The site, located at 467 Stingley Road, Palestine, was named on the National Register of Historic Places in 2001 as a significant historical site relating to black heritage and the Underground Railroad.
The Clemens farmstead is one of the few remaining structures of the historic village of Longtown, also known as the Greenville Negro Settlement.
James Clemens founded the settlement, and the house currently under restoration is believed to have been built between 1822 and 1857. Clemens donated the land for the Wesleyan Church and established a cemetery for the community.
Clemens was the first free black man to purchase land in German Township.
Longtown was a stop on the Underground Railroad. The settlement was also years ahead of its time as a fully racially integrated community. According to W. E. B. Dubois, Longtown became a haven for interracial couples, and it was one of only two communities in Ohio to be considered tri-racial: with residents of European, African-American and Native American ancestry.
James and Sophia Clemens came from Rockingham County, Virginia, to settle in Darke County in 1818, where they soon became prosperous farmers. Their success encouraged other former slaves to migrate to the area, where the community of Longtown was founded.

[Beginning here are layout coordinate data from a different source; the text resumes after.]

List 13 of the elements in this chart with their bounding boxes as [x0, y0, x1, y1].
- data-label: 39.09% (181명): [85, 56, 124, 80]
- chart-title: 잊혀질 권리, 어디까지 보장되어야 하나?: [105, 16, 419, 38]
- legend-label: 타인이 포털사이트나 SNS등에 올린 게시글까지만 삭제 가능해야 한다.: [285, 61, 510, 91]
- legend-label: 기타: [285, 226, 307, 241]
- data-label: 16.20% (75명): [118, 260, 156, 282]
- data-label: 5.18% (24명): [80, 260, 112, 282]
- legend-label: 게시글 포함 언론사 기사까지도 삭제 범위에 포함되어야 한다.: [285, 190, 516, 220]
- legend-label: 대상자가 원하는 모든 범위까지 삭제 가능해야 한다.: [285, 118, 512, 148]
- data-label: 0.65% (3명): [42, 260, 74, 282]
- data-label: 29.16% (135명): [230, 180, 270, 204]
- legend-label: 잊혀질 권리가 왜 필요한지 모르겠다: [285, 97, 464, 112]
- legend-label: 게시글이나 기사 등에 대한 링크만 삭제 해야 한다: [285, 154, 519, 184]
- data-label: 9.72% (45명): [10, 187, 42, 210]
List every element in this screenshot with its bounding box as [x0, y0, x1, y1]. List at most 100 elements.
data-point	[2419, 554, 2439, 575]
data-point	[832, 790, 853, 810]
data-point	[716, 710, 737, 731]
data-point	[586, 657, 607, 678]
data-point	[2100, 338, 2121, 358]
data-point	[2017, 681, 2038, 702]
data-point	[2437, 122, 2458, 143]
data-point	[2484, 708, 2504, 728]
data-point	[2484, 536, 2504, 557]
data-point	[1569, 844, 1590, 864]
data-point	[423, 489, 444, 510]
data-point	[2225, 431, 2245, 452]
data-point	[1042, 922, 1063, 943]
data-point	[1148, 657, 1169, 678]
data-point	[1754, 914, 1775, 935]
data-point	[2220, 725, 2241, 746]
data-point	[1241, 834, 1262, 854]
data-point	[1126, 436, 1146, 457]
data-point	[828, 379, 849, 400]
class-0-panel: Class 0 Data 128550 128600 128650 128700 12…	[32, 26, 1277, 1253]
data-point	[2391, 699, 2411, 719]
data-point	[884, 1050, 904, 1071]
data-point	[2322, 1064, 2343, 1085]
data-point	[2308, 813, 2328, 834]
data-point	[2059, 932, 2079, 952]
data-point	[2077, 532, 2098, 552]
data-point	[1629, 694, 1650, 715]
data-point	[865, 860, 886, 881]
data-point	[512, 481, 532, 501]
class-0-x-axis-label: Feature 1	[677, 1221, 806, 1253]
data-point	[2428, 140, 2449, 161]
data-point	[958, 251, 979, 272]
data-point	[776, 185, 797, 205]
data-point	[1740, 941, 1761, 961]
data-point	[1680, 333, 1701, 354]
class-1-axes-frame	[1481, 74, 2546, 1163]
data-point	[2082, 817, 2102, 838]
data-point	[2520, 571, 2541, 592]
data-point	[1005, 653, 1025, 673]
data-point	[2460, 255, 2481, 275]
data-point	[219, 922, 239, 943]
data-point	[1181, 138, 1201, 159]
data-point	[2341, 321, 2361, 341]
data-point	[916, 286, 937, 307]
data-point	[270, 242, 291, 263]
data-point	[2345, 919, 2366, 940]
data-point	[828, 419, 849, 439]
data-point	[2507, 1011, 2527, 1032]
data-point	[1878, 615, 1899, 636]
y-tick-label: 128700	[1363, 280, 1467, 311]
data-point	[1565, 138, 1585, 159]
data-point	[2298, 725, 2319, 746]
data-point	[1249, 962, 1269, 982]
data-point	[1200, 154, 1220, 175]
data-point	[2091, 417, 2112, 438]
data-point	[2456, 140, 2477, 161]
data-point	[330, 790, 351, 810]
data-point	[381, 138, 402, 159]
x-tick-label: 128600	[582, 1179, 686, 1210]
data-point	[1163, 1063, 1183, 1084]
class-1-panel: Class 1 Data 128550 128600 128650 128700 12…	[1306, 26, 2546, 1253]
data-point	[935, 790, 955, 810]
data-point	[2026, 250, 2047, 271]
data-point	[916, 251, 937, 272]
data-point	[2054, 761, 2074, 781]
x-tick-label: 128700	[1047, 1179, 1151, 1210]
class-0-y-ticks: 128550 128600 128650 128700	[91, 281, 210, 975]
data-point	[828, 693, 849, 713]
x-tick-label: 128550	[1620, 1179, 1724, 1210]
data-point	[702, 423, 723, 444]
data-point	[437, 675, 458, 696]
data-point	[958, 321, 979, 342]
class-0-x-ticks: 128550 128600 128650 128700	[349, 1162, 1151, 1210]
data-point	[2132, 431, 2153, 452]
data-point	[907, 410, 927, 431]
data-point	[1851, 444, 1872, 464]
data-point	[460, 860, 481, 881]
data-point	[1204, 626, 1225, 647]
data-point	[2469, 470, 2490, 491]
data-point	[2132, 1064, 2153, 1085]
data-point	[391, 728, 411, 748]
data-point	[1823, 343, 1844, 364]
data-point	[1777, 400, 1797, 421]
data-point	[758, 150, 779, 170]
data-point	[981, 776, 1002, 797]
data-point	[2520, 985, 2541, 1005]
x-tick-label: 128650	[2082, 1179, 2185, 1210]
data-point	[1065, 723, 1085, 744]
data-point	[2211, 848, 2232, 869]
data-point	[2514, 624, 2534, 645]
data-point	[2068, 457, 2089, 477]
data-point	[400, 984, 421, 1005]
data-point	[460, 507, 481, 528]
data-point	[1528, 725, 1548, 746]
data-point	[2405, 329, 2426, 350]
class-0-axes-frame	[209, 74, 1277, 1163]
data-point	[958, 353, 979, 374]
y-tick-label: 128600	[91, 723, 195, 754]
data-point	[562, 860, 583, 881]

The settlement became a center for the Underground Railroad, a key site on the journey for escaped slaves seeking their freedom.
The community, which extended over the Indiana border, also became home to a Quaker school, called the Union Literary Institute. Escaped slaves would often stay in the community for a time, attending school there, before continuing on to Canada.
The height of Longtown’s population was around 900 people in the 1940s. Many descendants live in the Muncie, Richmond, Indianapolis and Dayton areas.
One of those descendants, Roane D. Smothers, of Dayton, spearheaded the effort to get the Clemens homestead named to the National Register of Historic Places. Smothers is vice president of the Union Literary Institute Preservation Society. He is descended from Longtown’s Bass family.
The planned renovations will restore the dwelling to a safe and habitable status, from the tin roof to the concrete footings. Work scheduled for 2016 includes establishment of electric service; repair and reconstruction of doors and window fixtures; gutters and downspouts; and exterior painting. The estimated total cost of renovations is nearly $111,000, so the $90,000 grant will go a long way toward getting that work completed.
The four-acre site includes a two-story brick I-House with Greek Revival details and a mid-19th-Century English barn. The renovations will include multiple exhibit areas within the house, office space for the museum and public restroom installation.
Only five houses, three schools and one church remain of the original Longtown settlement that extended over nearly 4,000 acres in total.